Childbirth: Cutting Caffeine Not Found to Affect Birth Weight
Reducing caffeine consumption during pregnancy from three cups of coffee a day to one has no effect on the baby’s birth weight, Danish researchers report.
Some studies have suggested that cutting caffeine consumption could raise average birth weight, but this randomized placebo-controlled analysis of more than 1,200 healthy women showed no effect on either birth weight or length of pregnancy. The study was published online in The British Medical Journal on Jan. 26.
The researchers recruited 1,207 pregnant women at 20 weeks’ gestation or less who reported drinking at least three cups of caffeinated coffee a day. About half of the women were randomly assigned to drink caffeinated coffee, while the other half were instructed to drink decaf for the duration of their pregnancies, with no other changes in their usual consumption of tea or caffeinated soft drinks.
After adjusting for prepregnancy weight, smoking status and other variables, the average birth weight of babies in the decaf group was a statistically insignificant one-half ounce higher than that of babies in the coffee-drinking group.

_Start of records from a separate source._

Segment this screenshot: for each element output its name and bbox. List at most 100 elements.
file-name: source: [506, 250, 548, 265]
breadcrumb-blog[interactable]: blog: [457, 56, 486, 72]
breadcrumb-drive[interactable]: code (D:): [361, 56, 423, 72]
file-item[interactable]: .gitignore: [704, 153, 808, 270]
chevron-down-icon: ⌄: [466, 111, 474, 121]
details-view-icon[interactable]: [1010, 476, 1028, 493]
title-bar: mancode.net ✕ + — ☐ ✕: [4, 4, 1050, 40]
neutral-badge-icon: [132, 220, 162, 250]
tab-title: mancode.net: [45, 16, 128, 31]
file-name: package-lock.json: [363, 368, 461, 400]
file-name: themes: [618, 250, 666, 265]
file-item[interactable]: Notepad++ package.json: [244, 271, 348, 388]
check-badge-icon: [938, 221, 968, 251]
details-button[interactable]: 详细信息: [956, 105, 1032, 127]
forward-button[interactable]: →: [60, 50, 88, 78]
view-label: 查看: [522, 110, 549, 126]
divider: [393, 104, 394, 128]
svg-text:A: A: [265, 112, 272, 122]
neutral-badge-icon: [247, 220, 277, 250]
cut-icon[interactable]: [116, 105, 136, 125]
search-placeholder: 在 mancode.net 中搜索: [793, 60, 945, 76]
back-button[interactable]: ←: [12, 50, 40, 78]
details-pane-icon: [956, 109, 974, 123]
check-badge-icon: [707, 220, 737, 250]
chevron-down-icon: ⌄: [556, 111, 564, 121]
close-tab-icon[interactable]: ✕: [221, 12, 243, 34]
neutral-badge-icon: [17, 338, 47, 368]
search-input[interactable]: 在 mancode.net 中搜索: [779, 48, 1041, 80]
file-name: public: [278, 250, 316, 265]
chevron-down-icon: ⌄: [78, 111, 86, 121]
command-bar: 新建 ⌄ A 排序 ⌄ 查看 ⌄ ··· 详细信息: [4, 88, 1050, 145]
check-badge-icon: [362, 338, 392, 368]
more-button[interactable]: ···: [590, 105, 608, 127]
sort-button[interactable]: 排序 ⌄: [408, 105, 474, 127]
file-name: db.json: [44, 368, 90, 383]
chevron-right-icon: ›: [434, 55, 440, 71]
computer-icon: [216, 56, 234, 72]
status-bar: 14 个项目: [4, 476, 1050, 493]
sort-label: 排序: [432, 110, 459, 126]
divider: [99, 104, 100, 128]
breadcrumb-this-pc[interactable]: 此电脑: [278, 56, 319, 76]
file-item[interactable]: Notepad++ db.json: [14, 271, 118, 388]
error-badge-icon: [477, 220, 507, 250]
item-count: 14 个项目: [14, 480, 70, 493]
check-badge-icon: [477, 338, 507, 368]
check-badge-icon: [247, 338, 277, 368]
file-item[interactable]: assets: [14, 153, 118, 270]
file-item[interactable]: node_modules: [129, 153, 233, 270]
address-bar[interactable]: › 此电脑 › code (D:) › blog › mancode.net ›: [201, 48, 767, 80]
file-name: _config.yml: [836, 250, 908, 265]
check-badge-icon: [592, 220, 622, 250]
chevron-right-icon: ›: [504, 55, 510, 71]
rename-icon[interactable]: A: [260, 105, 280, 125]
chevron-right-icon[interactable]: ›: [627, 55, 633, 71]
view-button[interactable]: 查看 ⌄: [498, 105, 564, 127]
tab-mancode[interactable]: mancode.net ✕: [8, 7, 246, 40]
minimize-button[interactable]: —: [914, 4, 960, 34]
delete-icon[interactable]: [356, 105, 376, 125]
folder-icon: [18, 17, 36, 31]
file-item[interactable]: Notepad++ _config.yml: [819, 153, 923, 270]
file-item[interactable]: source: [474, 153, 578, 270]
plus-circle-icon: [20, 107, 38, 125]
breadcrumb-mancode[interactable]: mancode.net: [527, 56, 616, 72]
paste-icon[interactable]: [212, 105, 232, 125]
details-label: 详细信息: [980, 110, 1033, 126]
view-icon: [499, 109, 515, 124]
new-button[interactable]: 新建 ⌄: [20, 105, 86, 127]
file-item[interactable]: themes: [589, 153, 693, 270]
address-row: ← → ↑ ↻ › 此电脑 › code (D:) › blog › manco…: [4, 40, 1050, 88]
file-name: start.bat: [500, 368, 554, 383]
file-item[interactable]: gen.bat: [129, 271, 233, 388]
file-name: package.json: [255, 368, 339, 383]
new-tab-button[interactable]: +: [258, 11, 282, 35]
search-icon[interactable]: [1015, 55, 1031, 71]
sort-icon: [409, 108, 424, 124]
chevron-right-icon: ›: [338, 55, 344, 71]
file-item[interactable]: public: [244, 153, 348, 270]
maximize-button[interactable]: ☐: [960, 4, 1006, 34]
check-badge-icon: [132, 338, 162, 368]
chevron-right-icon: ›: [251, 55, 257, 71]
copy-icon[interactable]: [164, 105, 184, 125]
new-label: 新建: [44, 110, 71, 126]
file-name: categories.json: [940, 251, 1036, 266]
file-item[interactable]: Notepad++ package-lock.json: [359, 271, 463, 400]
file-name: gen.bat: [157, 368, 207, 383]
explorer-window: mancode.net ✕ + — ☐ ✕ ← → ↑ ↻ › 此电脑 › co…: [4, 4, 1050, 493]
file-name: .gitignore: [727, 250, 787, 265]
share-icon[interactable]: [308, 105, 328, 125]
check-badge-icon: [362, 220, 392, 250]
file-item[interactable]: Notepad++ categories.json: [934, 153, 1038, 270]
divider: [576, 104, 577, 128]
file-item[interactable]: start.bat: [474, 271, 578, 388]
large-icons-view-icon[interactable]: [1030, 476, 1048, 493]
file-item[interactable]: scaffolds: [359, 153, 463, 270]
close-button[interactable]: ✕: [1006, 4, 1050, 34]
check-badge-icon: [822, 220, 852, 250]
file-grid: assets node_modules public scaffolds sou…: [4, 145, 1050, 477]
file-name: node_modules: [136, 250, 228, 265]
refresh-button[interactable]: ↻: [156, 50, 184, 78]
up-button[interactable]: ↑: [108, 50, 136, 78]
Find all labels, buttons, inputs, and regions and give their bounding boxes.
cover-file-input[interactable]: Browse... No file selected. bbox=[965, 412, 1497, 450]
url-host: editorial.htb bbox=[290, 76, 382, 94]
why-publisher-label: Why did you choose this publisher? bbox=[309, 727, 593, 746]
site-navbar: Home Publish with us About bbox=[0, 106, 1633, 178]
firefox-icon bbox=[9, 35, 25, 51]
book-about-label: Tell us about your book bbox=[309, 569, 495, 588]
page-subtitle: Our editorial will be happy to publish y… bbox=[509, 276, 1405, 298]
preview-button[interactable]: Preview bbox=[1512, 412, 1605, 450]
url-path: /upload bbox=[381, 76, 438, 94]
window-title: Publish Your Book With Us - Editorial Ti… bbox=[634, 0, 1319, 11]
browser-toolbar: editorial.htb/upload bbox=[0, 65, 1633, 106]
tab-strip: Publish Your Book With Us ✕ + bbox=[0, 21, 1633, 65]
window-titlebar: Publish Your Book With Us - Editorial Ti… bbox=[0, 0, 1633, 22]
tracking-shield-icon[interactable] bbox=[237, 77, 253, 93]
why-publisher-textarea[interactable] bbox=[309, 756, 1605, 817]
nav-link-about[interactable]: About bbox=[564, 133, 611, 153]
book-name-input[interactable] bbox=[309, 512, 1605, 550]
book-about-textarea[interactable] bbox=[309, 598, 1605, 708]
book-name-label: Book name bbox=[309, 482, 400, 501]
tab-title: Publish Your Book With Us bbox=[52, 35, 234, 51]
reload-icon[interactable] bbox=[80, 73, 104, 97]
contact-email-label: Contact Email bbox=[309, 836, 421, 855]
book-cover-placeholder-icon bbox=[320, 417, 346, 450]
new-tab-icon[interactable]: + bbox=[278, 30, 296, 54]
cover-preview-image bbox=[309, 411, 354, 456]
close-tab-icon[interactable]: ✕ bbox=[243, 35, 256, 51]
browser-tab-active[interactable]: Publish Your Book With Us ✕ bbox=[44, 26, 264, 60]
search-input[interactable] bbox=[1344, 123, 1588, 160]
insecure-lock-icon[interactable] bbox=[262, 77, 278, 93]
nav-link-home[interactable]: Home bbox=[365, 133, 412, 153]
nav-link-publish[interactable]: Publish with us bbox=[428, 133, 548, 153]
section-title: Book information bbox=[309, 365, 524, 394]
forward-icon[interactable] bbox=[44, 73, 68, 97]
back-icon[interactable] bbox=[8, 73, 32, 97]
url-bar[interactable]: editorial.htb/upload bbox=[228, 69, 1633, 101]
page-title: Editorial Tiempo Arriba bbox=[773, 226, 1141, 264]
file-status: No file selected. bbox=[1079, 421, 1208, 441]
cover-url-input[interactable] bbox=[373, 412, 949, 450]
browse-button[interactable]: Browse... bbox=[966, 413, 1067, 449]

“I think it’s O.K. to drink a moderate amount of coffee during pregnancy,” said Bodil Hammer Bech, the lead author and an assistant professor of epidemiology at Arhus University in Denmark. “But our study says nothing about higher consumption. One or two cups a day, I think, is O.K.”
Since the control group also consumed some caffeine (for practical reasons, it was impossible to create a control group that consumed none), the authors acknowledge that their study does not show that caffeine consumption is harmless, but only that reducing consumption has no discernible positive effect.